As one example, when updating a Spring Cloud Services instance (such as config server instance):
cf update-service config-server -c '{"git":{"uri": "https://xxxxx"}}'
Update fails after a few minutes, Spring Cloud Services Broker Worker reports network I/O error with /copy_bits operation against Pivotal Cloud Foundry (PCF) API endpoint (https://api.SYSTEM_DOMAIN):
2018-04-24T01:32:15.21+0200 [APP/PROC/WEB/0] OUT 2018-04-23 23:32:15.209 ERROR [spring-cloud-service-broker-worker, dede2c16d0d80aec,dede2c16d0d80aec,false] 15 --- [cTaskExecutor-2] i.p.s.s.messaging.RequestHandler : Error updating service instance: org.springframework.web.client.ResourceAccessException: I/O error on POST request for "https://api.SYSTEM_DOMAIN/v2/apps/6fbb83d8-36ad-46cb-a8e9-47d291553c9b/copy_bits": api.SYSTEM_DOMAIN:443 failed to respond; nested exception is org.apache.http.NoHttpResponseException: api.SYSTEM_DOMAIN:443 failed to respond 2018-04-24T01:32:15.21+0200 [APP/PROC/WEB/0] OUT org.springframework.web.client.ResourceAccessException: I/O error on POST request for "https://api.SYSTEM_DOMAIN/v2/apps/6fbb83d8-36ad-46cb-a8e9-47d291553c9b/copy_bits": api.SYSTEM_DOMAIN:443 failed to respond; nested exception is org.apache.http.NoHttpResponseException: api.SYSTEM_DOMAIN:443 failed to respond
This issue happens in environments where the the customer's Load Balancer that sits in front of TAS is configured with an aggressive http-keep-alive such as few seconds. In such environments, when the SCS Broker and Worker starts a request to PCF / TAS API endpoint using a connection in the connection pool, the connection could by accident be reset by the Load Balancer at a very high rate due to the aggressive timeout.

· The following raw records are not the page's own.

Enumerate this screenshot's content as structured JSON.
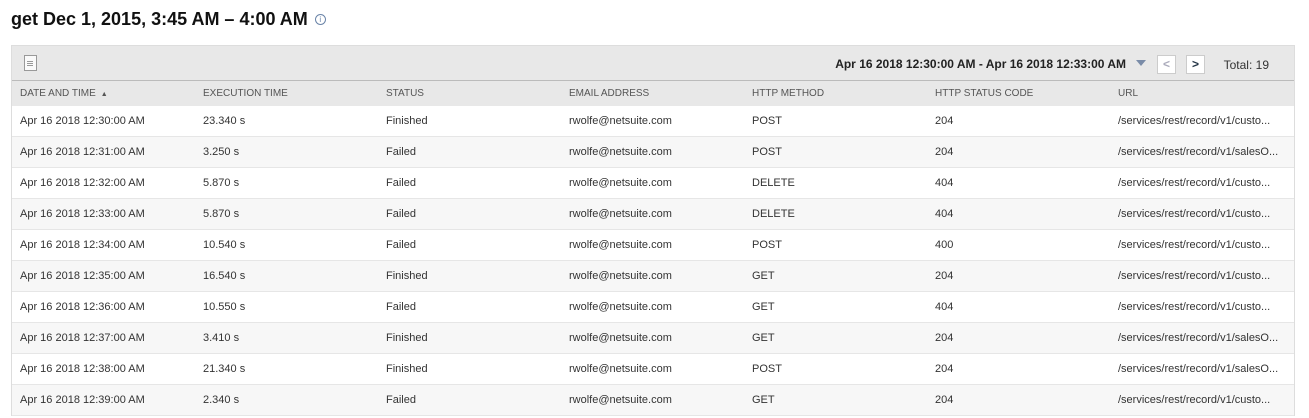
{
  "title": "get Dec 1, 2015, 3:45 AM – 4:00 AM",
  "toolbar": {
    "range": "Apr 16 2018 12:30:00 AM - Apr 16 2018 12:33:00 AM",
    "prev": "<",
    "next": ">",
    "total": "Total: 19"
  },
  "columns": [
    "DATE AND TIME",
    "EXECUTION TIME",
    "STATUS",
    "EMAIL ADDRESS",
    "HTTP METHOD",
    "HTTP STATUS CODE",
    "URL"
  ],
  "sort_indicator": "▲",
  "rows": [
    [
      "Apr 16 2018 12:30:00 AM",
      "23.340 s",
      "Finished",
      "rwolfe@netsuite.com",
      "POST",
      "204",
      "/services/rest/record/v1/custo..."
    ],
    [
      "Apr 16 2018 12:31:00 AM",
      "3.250 s",
      "Failed",
      "rwolfe@netsuite.com",
      "POST",
      "204",
      "/services/rest/record/v1/salesO..."
    ],
    [
      "Apr 16 2018 12:32:00 AM",
      "5.870 s",
      "Failed",
      "rwolfe@netsuite.com",
      "DELETE",
      "404",
      "/services/rest/record/v1/custo..."
    ],
    [
      "Apr 16 2018 12:33:00 AM",
      "5.870 s",
      "Failed",
      "rwolfe@netsuite.com",
      "DELETE",
      "404",
      "/services/rest/record/v1/custo..."
    ],
    [
      "Apr 16 2018 12:34:00 AM",
      "10.540 s",
      "Failed",
      "rwolfe@netsuite.com",
      "POST",
      "400",
      "/services/rest/record/v1/custo..."
    ],
    [
      "Apr 16 2018 12:35:00 AM",
      "16.540 s",
      "Finished",
      "rwolfe@netsuite.com",
      "GET",
      "204",
      "/services/rest/record/v1/custo..."
    ],
    [
      "Apr 16 2018 12:36:00 AM",
      "10.550 s",
      "Failed",
      "rwolfe@netsuite.com",
      "GET",
      "404",
      "/services/rest/record/v1/custo..."
    ],
    [
      "Apr 16 2018 12:37:00 AM",
      "3.410 s",
      "Finished",
      "rwolfe@netsuite.com",
      "GET",
      "204",
      "/services/rest/record/v1/salesO..."
    ],
    [
      "Apr 16 2018 12:38:00 AM",
      "21.340 s",
      "Finished",
      "rwolfe@netsuite.com",
      "POST",
      "204",
      "/services/rest/record/v1/salesO..."
    ],
    [
      "Apr 16 2018 12:39:00 AM",
      "2.340 s",
      "Failed",
      "rwolfe@netsuite.com",
      "GET",
      "204",
      "/services/rest/record/v1/custo..."
    ]
  ]
}
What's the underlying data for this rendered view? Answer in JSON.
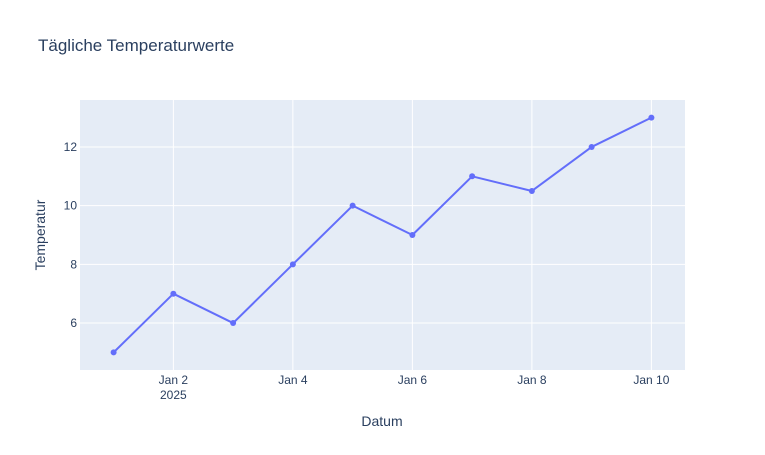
{
  "chart_data": {
    "type": "line",
    "title": "Tägliche Temperaturwerte",
    "xlabel": "Datum",
    "ylabel": "Temperatur",
    "x": [
      "2025-01-01",
      "2025-01-02",
      "2025-01-03",
      "2025-01-04",
      "2025-01-05",
      "2025-01-06",
      "2025-01-07",
      "2025-01-08",
      "2025-01-09",
      "2025-01-10"
    ],
    "series": [
      {
        "values": [
          5,
          7,
          6,
          8,
          10,
          9,
          11,
          10.5,
          12,
          13
        ],
        "color": "#636efa",
        "mode": "lines+markers"
      }
    ],
    "xlim": [
      "2025-01-01",
      "2025-01-10"
    ],
    "ylim": [
      4.4,
      13.6
    ],
    "x_ticks": [
      {
        "value": "2025-01-02",
        "label": "Jan 2",
        "sublabel": "2025"
      },
      {
        "value": "2025-01-04",
        "label": "Jan 4"
      },
      {
        "value": "2025-01-06",
        "label": "Jan 6"
      },
      {
        "value": "2025-01-08",
        "label": "Jan 8"
      },
      {
        "value": "2025-01-10",
        "label": "Jan 10"
      }
    ],
    "y_ticks": [
      {
        "value": 6,
        "label": "6"
      },
      {
        "value": 8,
        "label": "8"
      },
      {
        "value": 10,
        "label": "10"
      },
      {
        "value": 12,
        "label": "12"
      }
    ],
    "grid": true,
    "plot_background": "#e5ecf6",
    "gridline_color": "#ffffff",
    "text_color": "#2a3f5f"
  }
}
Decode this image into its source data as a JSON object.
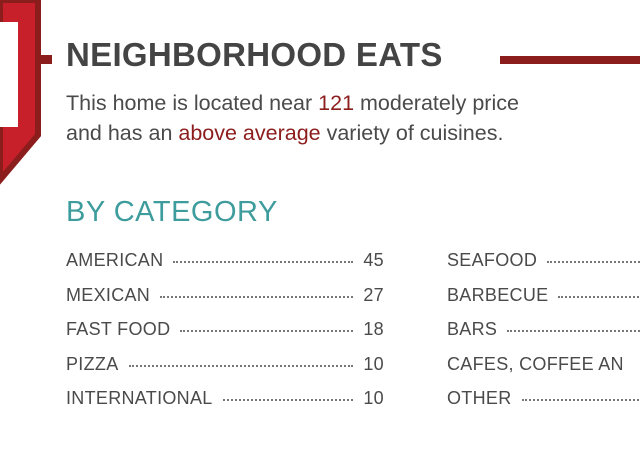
{
  "header": {
    "title": "NEIGHBORHOOD EATS"
  },
  "description": {
    "part1": "This home is located near ",
    "restaurant_count": "121",
    "part2": " moderately price",
    "part3": "and has an ",
    "variety": "above average",
    "part4": " variety of cuisines."
  },
  "by_category": {
    "heading": "BY CATEGORY",
    "left_items": [
      {
        "name": "AMERICAN",
        "count": "45"
      },
      {
        "name": "MEXICAN",
        "count": "27"
      },
      {
        "name": "FAST FOOD",
        "count": "18"
      },
      {
        "name": "PIZZA",
        "count": "10"
      },
      {
        "name": "INTERNATIONAL",
        "count": "10"
      }
    ],
    "right_items": [
      {
        "name": "SEAFOOD"
      },
      {
        "name": "BARBECUE"
      },
      {
        "name": "BARS"
      },
      {
        "name": "CAFES, COFFEE AN"
      },
      {
        "name": "OTHER"
      }
    ]
  },
  "colors": {
    "accent_red": "#8c1d1d",
    "badge_red": "#c8202a",
    "heading_teal": "#3e9c9c",
    "text_gray": "#4a4a4a"
  }
}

Usually, the SCS Broker Worker retries failed requests, it starts new connection or uses another connection in the pool immediately and the retry succeeds. However, in environments with an aggressive http-keep-alive, the /copy_bits API request can fail and cause the exception because there is no retrial for this API endpoint. It does not retry the request because this particular API endpoint generates heavy load on the Cloud Controller. As a result, cf update-service fails due to /copy_bits failure.